The Count dispatches Cesario to help him woo Olivia (Caroline Langrishe), who is, in turn, mourning her own dead brother, as she has vowed to do for seven years. And so, all romantic lines are crossed: Orsino loves Olivia, Viola loves Orsino, and Olivia loves Cesario. More complications involve Viola’s twin brother Sebastian (Christopher Hollis), who shows up alive and well, to be mistaken for Cesario by Olivia. Then Antonio (also played by Barker), who is assisting Sebastian, professes love for Sebastian and, in one of the play’s sweetest moments, gives the young man his wallet, saying, “Haply your eye shall light upon some toy/You have desire to purchase and your store/I think is not for idle markets sir.” The lines speak to longing and loss without judging chosen objects or desires.

Branagh’s treatment of the subplot involving Olivia’s conservative steward Malvolio (Richard Briers) thoroughly attends to his humiliation by her uncle, Sir Toby Belch (James Saxon), aided by Sir Andrew Aguecheek (James Simmons) and Maria (Abigail McKern).

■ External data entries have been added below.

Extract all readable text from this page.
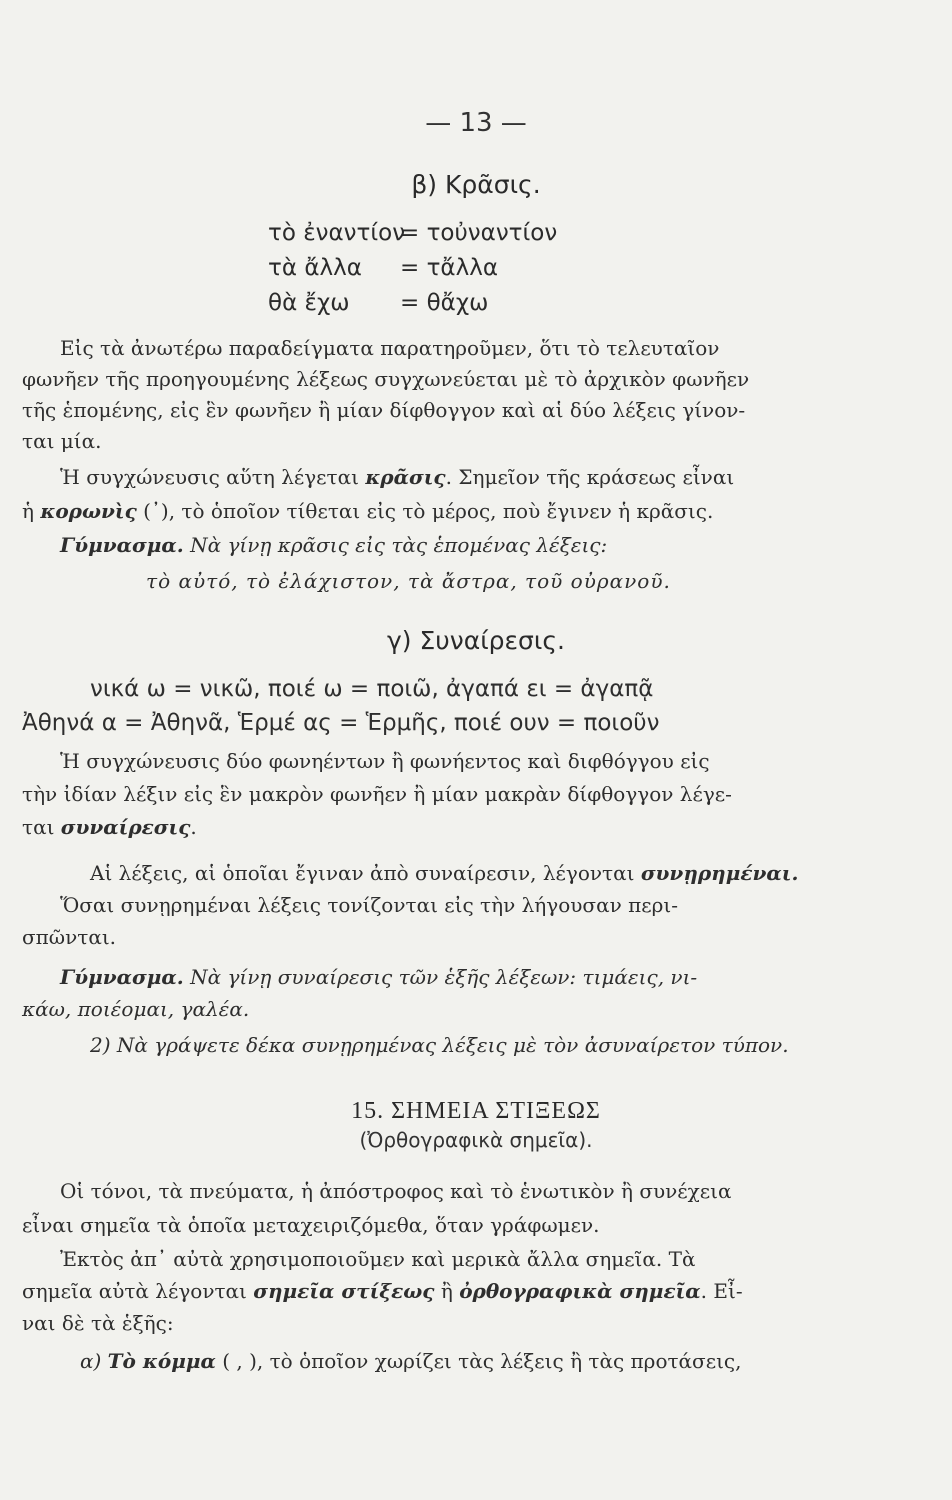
— 13 —
β) Κρᾶσις.
τὸ ἐναντίον
= τοὐναντίον
τὰ ἄλλα = τἄλλα
θὰ ἔχω = θἄχω
Εἰς τὰ ἀνωτέρω παραδείγματα παρατηροῦμεν, ὅτι τὸ τελευταῖον
φωνῆεν τῆς προηγουμένης λέξεως συγχωνεύεται μὲ τὸ ἀρχικὸν φωνῆεν
τῆς ἑπομένης, εἰς ἓν φωνῆεν ἢ μίαν δίφθογγον καὶ αἱ δύο λέξεις γίνον-
ται μία.
Ἡ συγχώνευσις αὕτη λέγεται κρᾶσις. Σημεῖον τῆς κράσεως εἶναι
ἡ κορωνὶς (᾽), τὸ ὁποῖον τίθεται εἰς τὸ μέρος, ποὺ ἔγινεν ἡ κρᾶσις.
Γύμνασμα. Νὰ γίνῃ κρᾶσις εἰς τὰς ἑπομένας λέξεις:
τὸ αὐτό, τὸ ἐλάχιστον, τὰ ἄστρα, τοῦ οὐρανοῦ.
γ) Συναίρεσις.
νικά ω = νικῶ, ποιέ ω = ποιῶ, ἀγαπά ει = ἀγαπᾷ
Ἀθηνά α = Ἀθηνᾶ, Ἑρμέ ας = Ἑρμῆς, ποιέ ουν = ποιοῦν
Ἡ συγχώνευσις δύο φωνηέντων ἢ φωνήεντος καὶ διφθόγγου εἰς
τὴν ἰδίαν λέξιν εἰς ἓν μακρὸν φωνῆεν ἢ μίαν μακρὰν δίφθογγον λέγε-
ται συναίρεσις.
Αἱ λέξεις, αἱ ὁποῖαι ἔγιναν ἀπὸ συναίρεσιν, λέγονται συνῃρημέναι.
Ὅσαι συνῃρημέναι λέξεις τονίζονται εἰς τὴν λήγουσαν περι-
σπῶνται.
Γύμνασμα. Νὰ γίνῃ συναίρεσις τῶν ἑξῆς λέξεων: τιμάεις, νι-
κάω, ποιέομαι, γαλέα.
2) Νὰ γράψετε δέκα συνῃρημένας λέξεις μὲ τὸν ἀσυναίρετον τύπον.
15. ΣΗΜΕΙΑ ΣΤΙΞΕΩΣ
(Ὀρθογραφικὰ σημεῖα).
Οἱ τόνοι, τὰ πνεύματα, ἡ ἀπόστροφος καὶ τὸ ἑνωτικὸν ἢ συνέχεια
εἶναι σημεῖα τὰ ὁποῖα μεταχειριζόμεθα, ὅταν γράφωμεν.
Ἐκτὸς ἀπ᾽ αὐτὰ χρησιμοποιοῦμεν καὶ μερικὰ ἄλλα σημεῖα. Τὰ
σημεῖα αὐτὰ λέγονται σημεῖα στίξεως ἢ ὀρθογραφικὰ σημεῖα. Εἶ-
ναι δὲ τὰ ἑξῆς:
α) Τὸ κόμμα ( , ), τὸ ὁποῖον χωρίζει τὰς λέξεις ἢ τὰς προτάσεις,
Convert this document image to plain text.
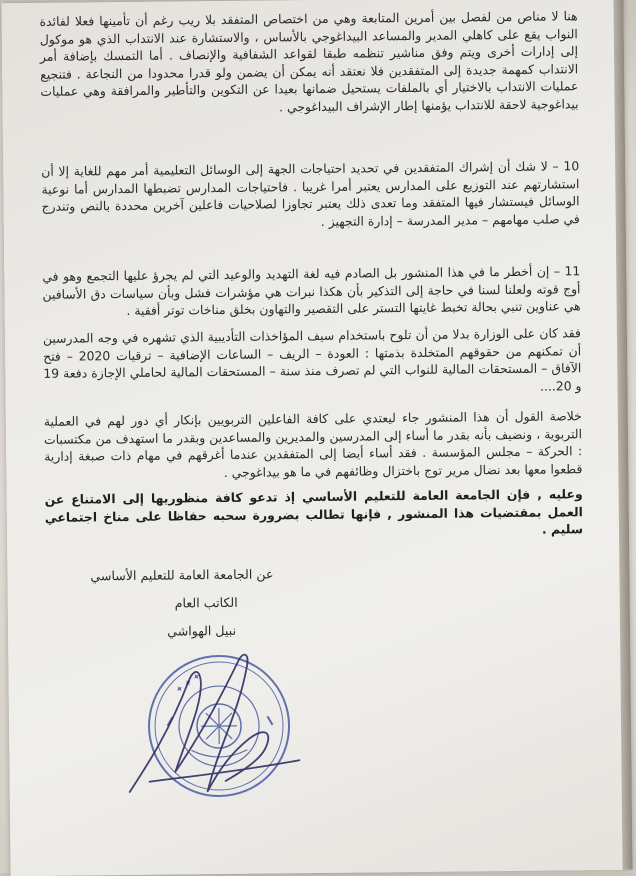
هنا لا مناص من لفصل بين أمرين المتابعة وهي من اختصاص المتفقد بلا ريب رغم أن تأمينها فعلا لفائدة النواب يقع على كاهلي المدير والمساعد البيداغوجي بالأساس ، والاستشارة عند الانتداب الذي هو موكول إلى إدارات أخرى ويتم وفق مناشير تنظمه طبقا لقواعد الشفافية والإنصاف . أما التمسك بإضافة أمر الانتداب كمهمة جديدة إلى المتفقدين فلا نعتقد أنه يمكن أن يضمن ولو قدرا محدودا من النجاعة . فتنجيع عمليات الانتداب بالاختيار أي بالملفات يستحيل ضمانها بعيدا عن التكوين والتأطير والمرافقة وهي عمليات بيداغوجية لاحقة للانتداب يؤمنها إطار الإشراف البيداغوجي .

10 – لا شك أن إشراك المتفقدين في تحديد احتياجات الجهة إلى الوسائل التعليمية أمر مهم للغاية إلا أن استشارتهم عند التوزيع على المدارس يعتبر أمرا غريبا . فاحتياجات المدارس تضبطها المدارس أما نوعية الوسائل فيستشار فيها المتفقد وما تعدى ذلك يعتبر تجاوزا لصلاحيات فاعلين آخرين محددة بالنص وتندرج في صلب مهامهم – مدير المدرسة – إدارة التجهيز .

11 – إن أخطر ما في هذا المنشور بل الصادم فيه لغة التهديد والوعيد التي لم يجرؤ عليها التجمع وهو في أوج قوته ولعلنا لسنا في حاجة إلى التذكير بأن هكذا نبرات هي مؤشرات فشل وبأن سياسات دق الأسافين هي عناوين تنبي بحالة تخبط غايتها التستر على التقصير والتهاون بخلق مناخات توتر أفقية .

فقد كان على الوزارة بدلا من أن تلوح باستخدام سيف المؤاخذات التأديبية الذي تشهره في وجه المدرسين أن تمكنهم من حقوقهم المتخلدة بذمتها : العودة – الريف – الساعات الإضافية – ترقيات 2020 – فتح الآفاق – المستحقات المالية للنواب التي لم تصرف منذ سنة – المستحقات المالية لحاملي الإجازة دفعة 19 و 20....

خلاصة القول أن هذا المنشور جاء ليعتدي على كافة الفاعلين التربويين بإنكار أي دور لهم في العملية التربوية ، ونضيف بأنه بقدر ما أساء إلى المدرسين والمديرين والمساعدين وبقدر ما استهدف من مكتسبات : الحركة – مجلس المؤسسة . فقد أساء أيضا إلى المتفقدين عندما أغرقهم في مهام ذات صبغة إدارية قطعوا معها بعد نضال مرير توج باختزال وظائفهم في ما هو بيداغوجي .

وعليه , فإن الجامعة العامة للتعليم الأساسي إذ تدعو كافة منظوريها إلى الامتناع عن العمل بمقتضيات هذا المنشور , فإنها تطالب بضرورة سحبه حفاظا على مناخ اجتماعي سليم .

عن الجامعة العامة للتعليم الأساسي
الكاتب العام
نبيل الهواشي
✦ ✦ ✦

While something of a prig, Malvolio here seems not to deserve his cruel duping, accomplished by way of a forged letter that leads him to believe Olivia has feelings for him. Even at the end of the play, when other deceptions are brought to light, this injustice is left unresolved, so that Malvolio can only skulk off, vowing revenge on all of them. In his bitterness, the production underlines the meanness of this “comedic” formula.

The primary weakness here is the television presentation. Kafno tries to convey the original theatrical version’s immediacy, but his bare direction, relying heavily on medium shots, leaves Twelfth Night looking dull. Without an audience or the benefit of filming on location, the actors’ performances seem caught up in a void.

Other versions of Twelfth Night have brought their own idiosyncrasies. Trevor Nunn’s 1996 refiguring heightened the sexual ambiguities, and in 2003, Tim Supple’s Channel 4 production emphasized displacement with multiracial casting (Viola is an Indian stowaway). But, Branagh and Kafno’s Twelfth Night is the most durable version, focused on Shakespeare’s language as the central vehicle for Shakespeare’s gender and genre play. Their production exposes the interrelationship of comedy and cruelty, with little diversion.